Budget limitations are a reality most teams face. When resources are limited, your team needs to be more creative. The whole-team approach helps. Perhaps, like Lisa’s team, your team has a limited budget to buy software, and so you tend to look at open-source test automation tools that usually don’t have a large up-front purchase cost. A tool that uses the same language as the application won’t help the non-programming testers unless the programmers collaborate with them to automate the tests. Leveraging all of the expertise on the team helps you work within the business limitations.

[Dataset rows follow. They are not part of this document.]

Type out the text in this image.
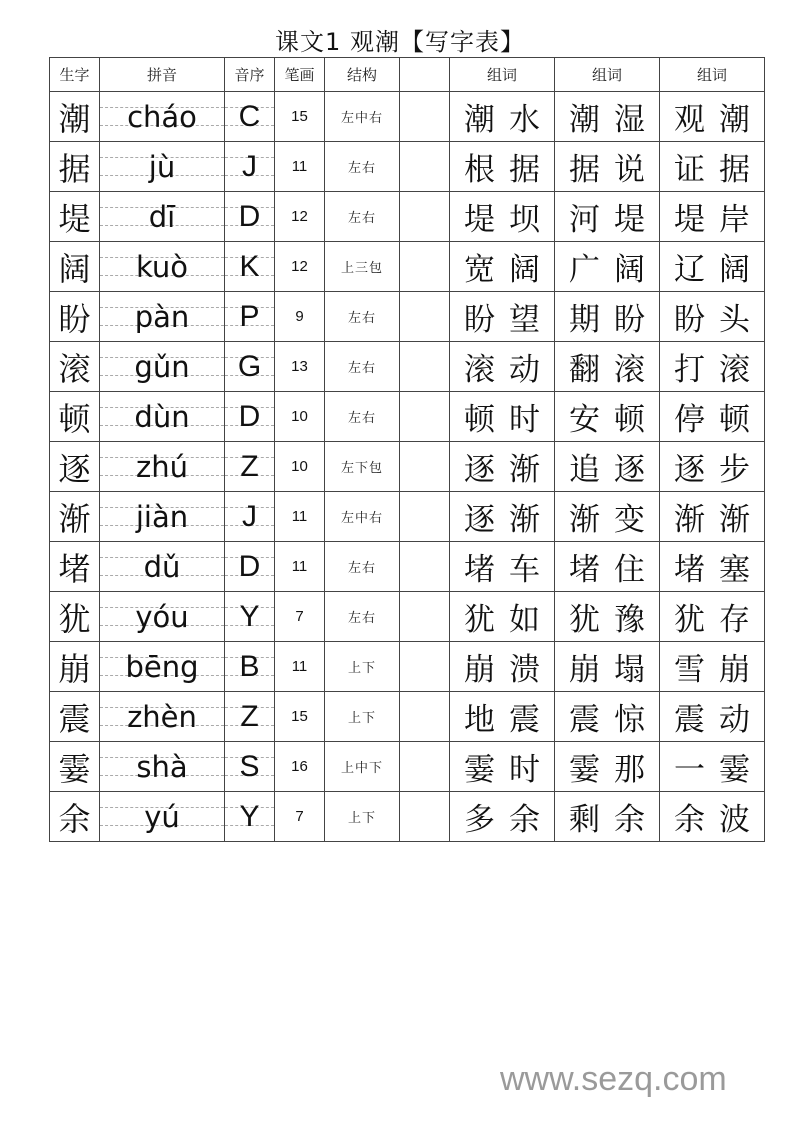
课文1 观潮【写字表】
生字	拼音	音序	笔画	结构		组词	组词	组词
潮	cháo	C	15	左中右		潮水	潮湿	观潮
据	jù	J	11	左右		根据	据说	证据
堤	dī	D	12	左右		堤坝	河堤	堤岸
阔	kuò	K	12	上三包		宽阔	广阔	辽阔
盼	pàn	P	9	左右		盼望	期盼	盼头
滚	gǔn	G	13	左右		滚动	翻滚	打滚
顿	dùn	D	10	左右		顿时	安顿	停顿
逐	zhú	Z	10	左下包		逐渐	追逐	逐步
渐	jiàn	J	11	左中右		逐渐	渐变	渐渐
堵	dǔ	D	11	左右		堵车	堵住	堵塞
犹	yóu	Y	7	左右		犹如	犹豫	犹存
崩	bēng	B	11	上下		崩溃	崩塌	雪崩
震	zhèn	Z	15	上下		地震	震惊	震动
霎	shà	S	16	上中下		霎时	霎那	一霎
余	yú	Y	7	上下		多余	剩余	余波
www.sezq.com
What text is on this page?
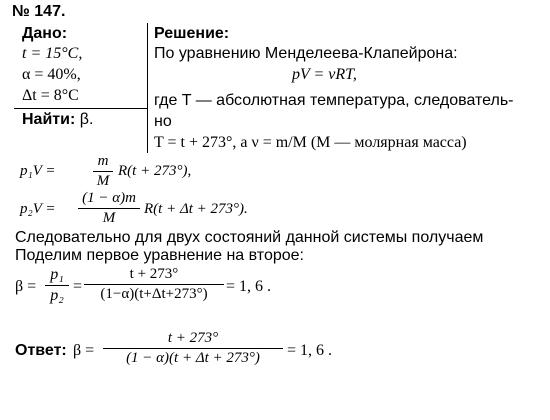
№ 147.
Дано:
t = 15°C,
α = 40%,
Δt = 8°C
Найти: β.
Решение:
По уравнению Менделеева-Клапейрона:
pV = νRT,
где T — абсолютная температура, следователь-
но
T = t + 273°, а ν = m/M (M — молярная масса)
p₁V =
m
M
R(t + 273°),
p₂V =
(1 − α)m
M
R(t + Δt + 273°).
Следовательно для двух состояний данной системы получаем
Поделим первое уравнение на второе:
β =
p₁
p₂
=
t + 273°
(1−α)(t+Δt+273°)	= 1, 6 .
Ответ: β =
t + 273°
(1 − α)(t + Δt + 273°)	= 1, 6 .
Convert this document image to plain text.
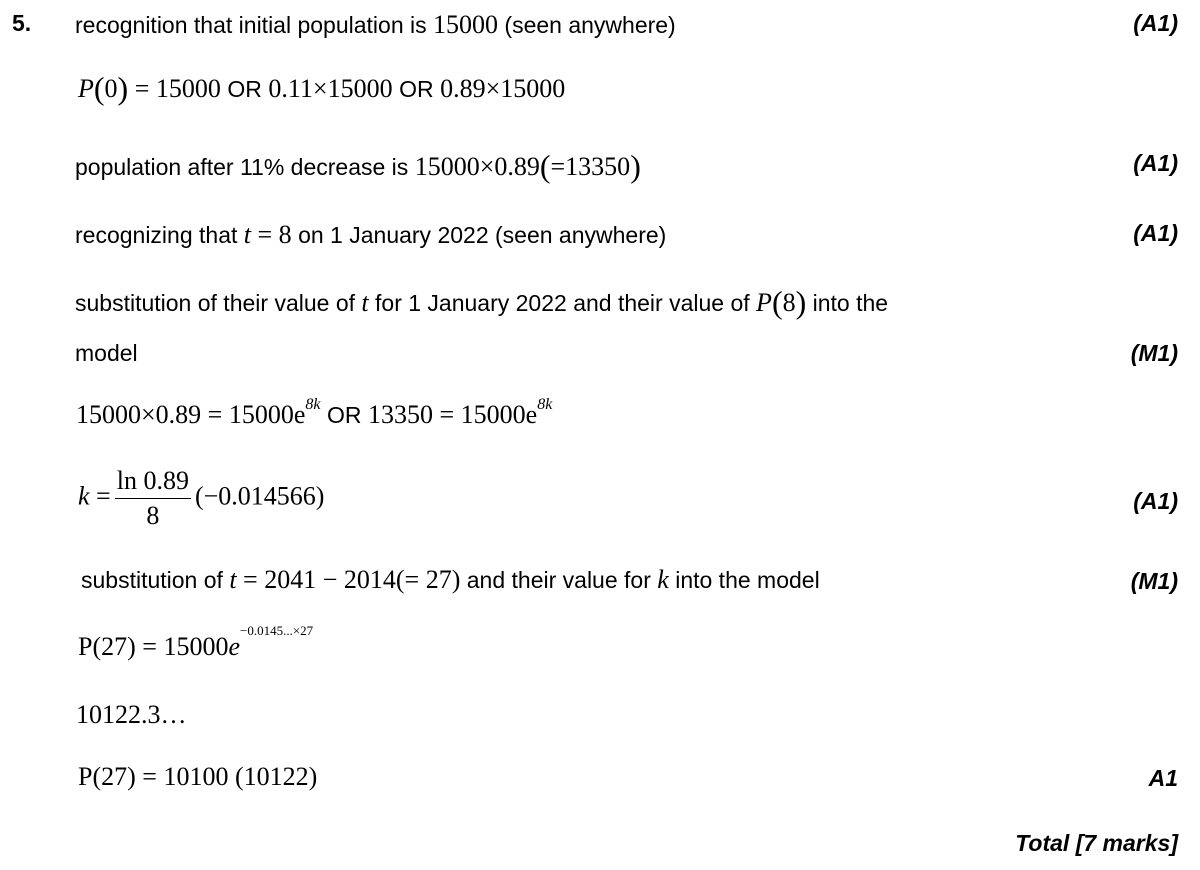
5. recognition that initial population is 15000 (seen anywhere)	(A1)
P(0) = 15000 OR 0.11×15000 OR 0.89×15000
population after 11% decrease is 15000×0.89(=13350)	(A1)
recognizing that t = 8 on 1 January 2022 (seen anywhere)	(A1)
substitution of their value of t for 1 January 2022 and their value of P(8) into the
model	(M1)
$15000\times 0.89 = 15000e^{8k}$ OR $13350 = 15000e^{8k}$
$k = \frac{\ln 0.89}{8} (-0.014566)$	(A1)
substitution of t = 2041 − 2014(= 27) and their value for k into the model	(M1)
$P(27) = 15000e^{-0.0145...\times 27}$
10122.3…
P(27) = 10100 (10122)	A1
Total [7 marks]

As with all challenges your team encounters, experiment with new ways that the development team and management can help each other to build a valuable product. At the same time, regardless of your development approach, you might have to make sure that some processes, such as conformance to audit requirements, receive the necessary attention.
Change Doesn’t Come Easy
Agile development might seem fast-paced, but change can seem glacial. Teams that are new to agile will be slow to master some practices they’ve committed to using. We’ve met many testers who are frustrated that their “agile” development cycles are actually mini-waterfall cycles. These testers are still getting squeezed; it just happens more often. Iterations are over before stories can be tested. Programmers refuse or aren’t able to adopt critical practices such as TDD or pairing. The team leaves responsibility for quality in the hands of the testers, who are powerless to make changes to the process.

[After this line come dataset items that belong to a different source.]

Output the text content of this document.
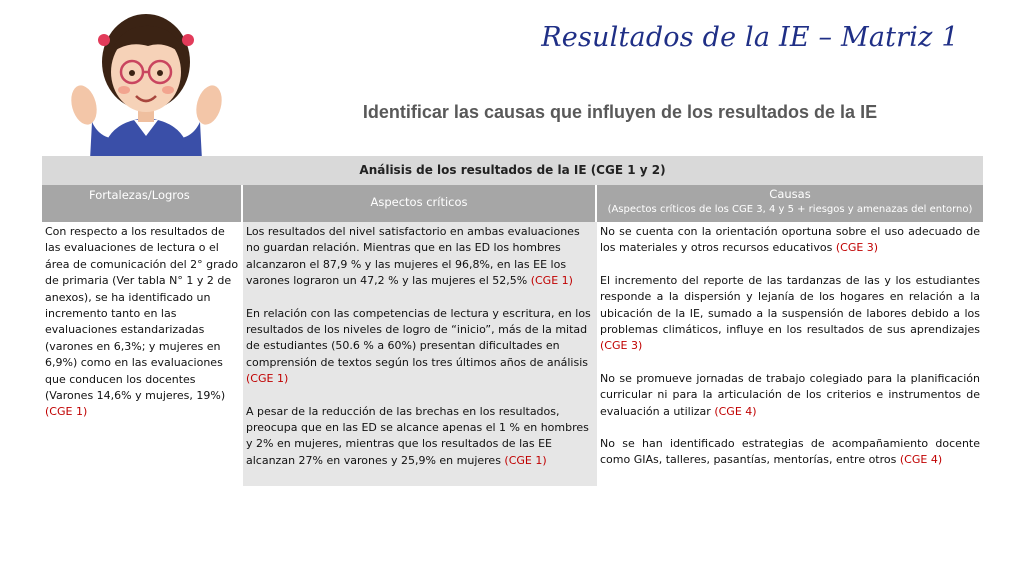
Resultados de la IE – Matriz 1
Identificar las causas que influyen de los resultados de la IE
Análisis de los resultados de la IE (CGE 1 y 2)
Fortalezas/Logros	Aspectos críticos
Causas
(Aspectos críticos de los CGE 3, 4 y 5 + riesgos y amenazas del entorno)

Con respecto a los resultados de las evaluaciones de lectura o el área de comunicación del 2° grado de primaria (Ver tabla N° 1 y 2 de anexos), se ha identificado un incremento tanto en las evaluaciones estandarizadas (varones en 6,3%; y mujeres en 6,9%) como en las evaluaciones que conducen los docentes (Varones 14,6% y mujeres, 19%) (CGE 1)

Los resultados del nivel satisfactorio en ambas evaluaciones no guardan relación. Mientras que en las ED los hombres alcanzaron el 87,9 % y las mujeres el 96,8%, en las EE los varones lograron un 47,2 % y las mujeres el 52,5% (CGE 1)

En relación con las competencias de lectura y escritura, en los resultados de los niveles de logro de “inicio”, más de la mitad de estudiantes (50.6 % a 60%) presentan dificultades en comprensión de textos según los tres últimos años de análisis (CGE 1)

A pesar de la reducción de las brechas en los resultados, preocupa que en las ED se alcance apenas el 1 % en hombres y 2% en mujeres, mientras que los resultados de las EE alcanzan 27% en varones y 25,9% en mujeres (CGE 1)

No se cuenta con la orientación oportuna sobre el uso adecuado de los materiales y otros recursos educativos (CGE 3)

El incremento del reporte de las tardanzas de las y los estudiantes responde a la dispersión y lejanía de los hogares en relación a la ubicación de la IE, sumado a la suspensión de labores debido a los problemas climáticos, influye en los resultados de sus aprendizajes (CGE 3)

No se promueve jornadas de trabajo colegiado para la planificación curricular ni para la articulación de los criterios e instrumentos de evaluación a utilizar (CGE 4)

No se han identificado estrategias de acompañamiento docente como GIAs, talleres, pasantías, mentorías, entre otros (CGE 4)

There’s no magic that you can use to get your team to make positive changes, but we have some tips for testers who want to get their teams to change in positive ways.
Be Patient
New skills such as TDD are hard. Find ways to help your team get time to master them. Find changes you can make independently while you wait. For example, while programmers learn to write unit tests, implement a GUI test tool that you can use with minimal help. Help the team make baby steps. Remember that when people panic, they go back to their old habits, even though those habits didn’t work. Focus on tiny positive increments.
Let Them Feel Pain
Sometimes you just have to watch the train wreck. If your suggestions for improvement were rebuffed, and the team fails, bring your suggestion up again and ask the team to consider trying it for a few iterations. People are most willing to change in the areas where they feel the most pain.
Build Your Credibility
You might now be working with programmers who haven’t worked closely with testers before. Show them how you can help. Go to them with issues you’ve found rather than opening bug reports. Ask them to review code with you before they check it in. When they realize you’re contributing real value, they’re more likely to listen to your ideas.

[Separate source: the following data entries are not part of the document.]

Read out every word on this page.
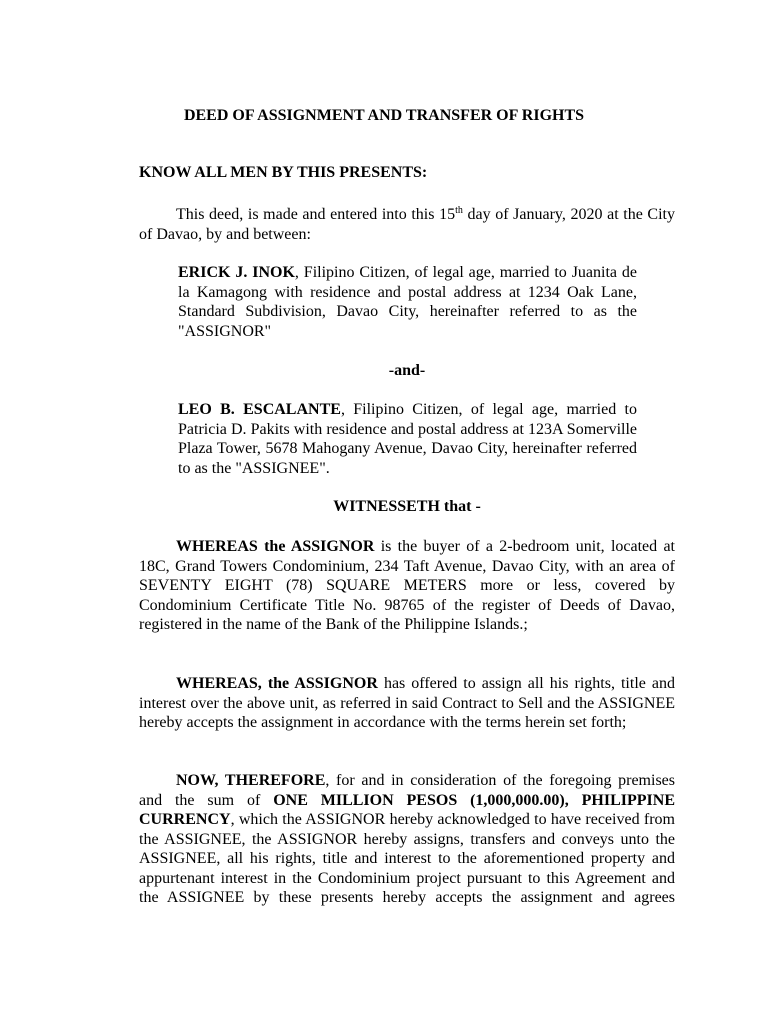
DEED OF ASSIGNMENT AND TRANSFER OF RIGHTS
KNOW ALL MEN BY THIS PRESENTS:
This deed, is made and entered into this 15th day of January, 2020 at the City of Davao, by and between:
ERICK J. INOK, Filipino Citizen, of legal age, married to Juanita de la Kamagong with residence and postal address at 1234 Oak Lane, Standard Subdivision, Davao City, hereinafter referred to as the "ASSIGNOR"
-and-
LEO B. ESCALANTE, Filipino Citizen, of legal age, married to Patricia D. Pakits with residence and postal address at 123A Somerville Plaza Tower, 5678 Mahogany Avenue, Davao City, hereinafter referred to as the "ASSIGNEE".
WITNESSETH that -
WHEREAS the ASSIGNOR is the buyer of a 2-bedroom unit, located at 18C, Grand Towers Condominium, 234 Taft Avenue, Davao City, with an area of SEVENTY EIGHT (78) SQUARE METERS more or less, covered by Condominium Certificate Title No. 98765 of the register of Deeds of Davao, registered in the name of the Bank of the Philippine Islands.;
WHEREAS, the ASSIGNOR has offered to assign all his rights, title and interest over the above unit, as referred in said Contract to Sell and the ASSIGNEE hereby accepts the assignment in accordance with the terms herein set forth;
NOW, THEREFORE, for and in consideration of the foregoing premises and the sum of ONE MILLION PESOS (1,000,000.00), PHILIPPINE CURRENCY, which the ASSIGNOR hereby acknowledged to have received from the ASSIGNEE, the ASSIGNOR hereby assigns, transfers and conveys unto the ASSIGNEE, all his rights, title and interest to the aforementioned property and appurtenant interest in the Condominium project pursuant to this Agreement and the ASSIGNEE by these presents hereby accepts the assignment and agrees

Work On Your Own Professional Development
Read books and articles, go to user group meetings and conferences, and learn a new tool or scripting language. Start learning the language your application is coded in, and ask the programmers on your team if you can pair with them or if they’ll tutor you. Your coworkers will respect your desire to improve your skills. If your local user group is willing to listen to your presentation on agile testing, or a software newsletter publishes your automation article, your teammates might notice you have something worth hearing too.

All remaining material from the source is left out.